Be Not Far from Me(8)
When I wake up I know two things.
One is that it’s nearly noon and somebody should’ve come looking for me by now. And the other is that I have really fucked up my foot. In the moonlight all I could make out was the damage done to my toes, but once I unwrap my shirt there’s a lot more on display, and none of it should be visible.
The human foot is a complicated thing, and I know a lot about it after putting hundreds of miles of trail underneath mine. When you hike as much as I do you learn that small parts you didn’t know you had can hurt until it seems like it’s the only bit of you to feel anything at all. There are twenty-six bones in my foot, and right now I can see a handful of them, plain as day, as well as a tendon with a tear that is going to send me into a world of pain as soon as I try to stand up.
But I’ve got to, because the sun is high, and my head is pounding, my lips cracked and begging for a drink. Water is my first priority, and I’m lucky enough to remember splashing through a stream last night before keeling over. I pull myself to the edge of the ridge and spot it, although using the word stream would be an exaggeration.

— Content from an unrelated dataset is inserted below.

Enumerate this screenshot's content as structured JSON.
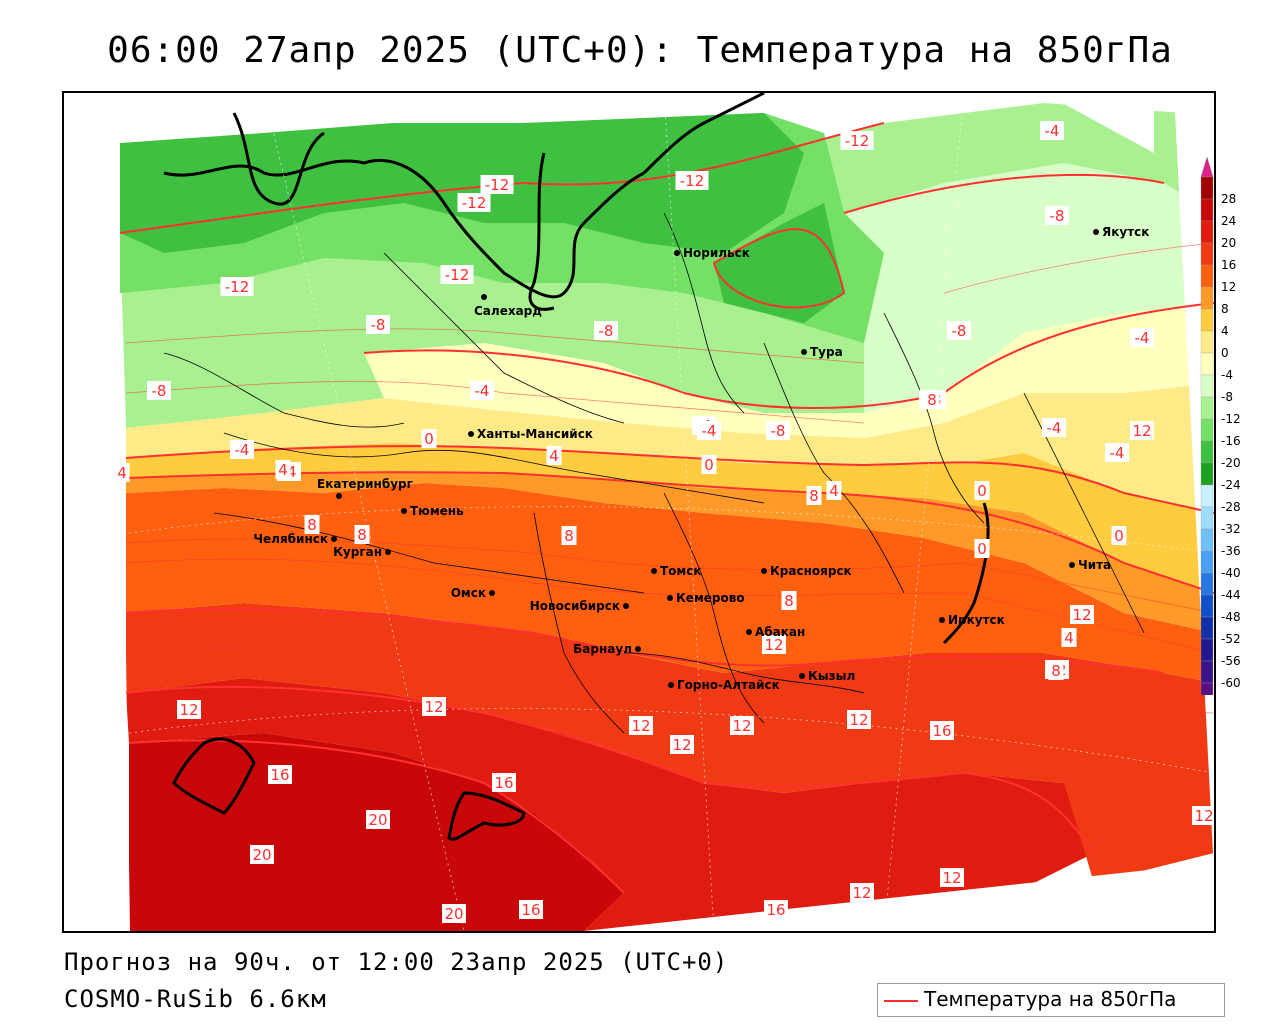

It’s a trickle of water, runoff from places higher than this one, going in search of something lower. Everything it touches as it heads downward is in there; animal shit and rotting plants, all kinds of things that I don’t want in me but don’t have much choice about right now. If I had my pack, I could drop a purification tablet into my canteen, but I don’t even have my canteen. All I’ve got is my mouth and my hands, and I guess it’s enough because a few minutes later I’m not thirsty anymore. I’m worried about my foot and if I just ingested any bacteria, but mostly the basic part of me needed a drink, so I went and got one.
My next challenge is going to be standing up.
I know it’s going to hurt, know that fresh blood is going to gush and agony will rush up my leg and take over my head in a black wave. But knowing doesn’t make it any easier, and a noise comes out of me no sane person can make, as I lean against a tree for support and force myself to breathe in deep breaths until the spots in my vision start to fade.
So I’m up. Now I’ve got to walk.
My immediate thought is Fuck that. But my other option is to yell for help, and to be honest I’d rather pass out four or five times on the way back to the campsite than admit that I need it. It’s deep inside me, a gene come down from my momma that drove her to do everything alone—even that last thing, which was leaving. That little bit of DNA is mixed in with my dad’s inability to say he was wrong about something, an explosive mix that blew their marriage to bits when I was just a kid.
Put those things together inside of one person instead of facing off and what you get is me. I’m a living example of the old saying “If you want something done right, do it yourself,” because I sure as hell am never wrong and other people just get in my way. Even when my foot is flayed open and I’m alone in the woods, I am not calling for help. I’ll drag myself back to camp on my elbows before I admit I can’t do this on my own.
Thing is, I’m not so sure which way camp is. I was hurting in more ways than one when I ran last night. Drunk, hysterical, injured. I don’t know how far I went or what direction I was pointing, which is an issue. It’s like a math equation—there can only be so many unknown variables before it becomes an unsolvable problem. I can find north easy enough, but I don’t know which way the camp is.
I lean forward, grabbing for the next tree that can hold me and taking a hop, bad foot in the air. The pain is enormous, but I grit my teeth and aim for the next tree until I can scan the far ridge closely.
I’ve never been much of a hunter, but Dad taught me to track so that I’d know what was in the woods with me. Looking for the passage of something as big as an insane teenage girl should be easy, I think, as I look for signs I made last night. There’s a decent furrow where it looks like I went down on my shoulder and slid a good ways toward the stream, and a break in the bracken at the top where I busted through.
Good enough. I take a deep breath, bracing myself for the climb—which is nearly impossible when all I can do is hop. I fall twice, misjudging the reach of my arm and ending up with a face full of leaves, and once nearly losing an eye on a downed limb. Even then I won’t yell for my friends; instead I say Goddammit under my breath and get back up. I figure God can hear me, at least, and should know how I feel about the situation.
By the time I reach the top my foot feels like a lead weight at the end of my leg, and my knee hurts from keeping it bent. There’s sweat running down my face and pooling in my bra, but goose bumps popping underneath it when I pass into the shade. It’s not warm and not cold right now. It’s the perfect temperature to make you unhappy both ways.
But it’s the least of my problems once I reach the top.
I bitch all the time about people who don’t know how to walk in the woods, the ones that break branches and kick up noise, turning over rotting wood with one step and crushing new growth with the next. I don’t want to hike with them, for sure, but I wish in this moment that I was one of them.
Apparently even when I’m a drunk crazy woman I don’t leave a trail.
I swear and slide to the ground, leaning back against a tree for support. I stretch out my knee and take a good look at my foot, trying not to get freaked about the fact that my tendon is taking a good look back at me. It’s not bleeding so much anymore, but it’s starting to swell from hanging at the end of my leg like a pendulum. I take my shirt back off and tie it tight around my foot, ignoring the throb of pain from my own pulse as I do.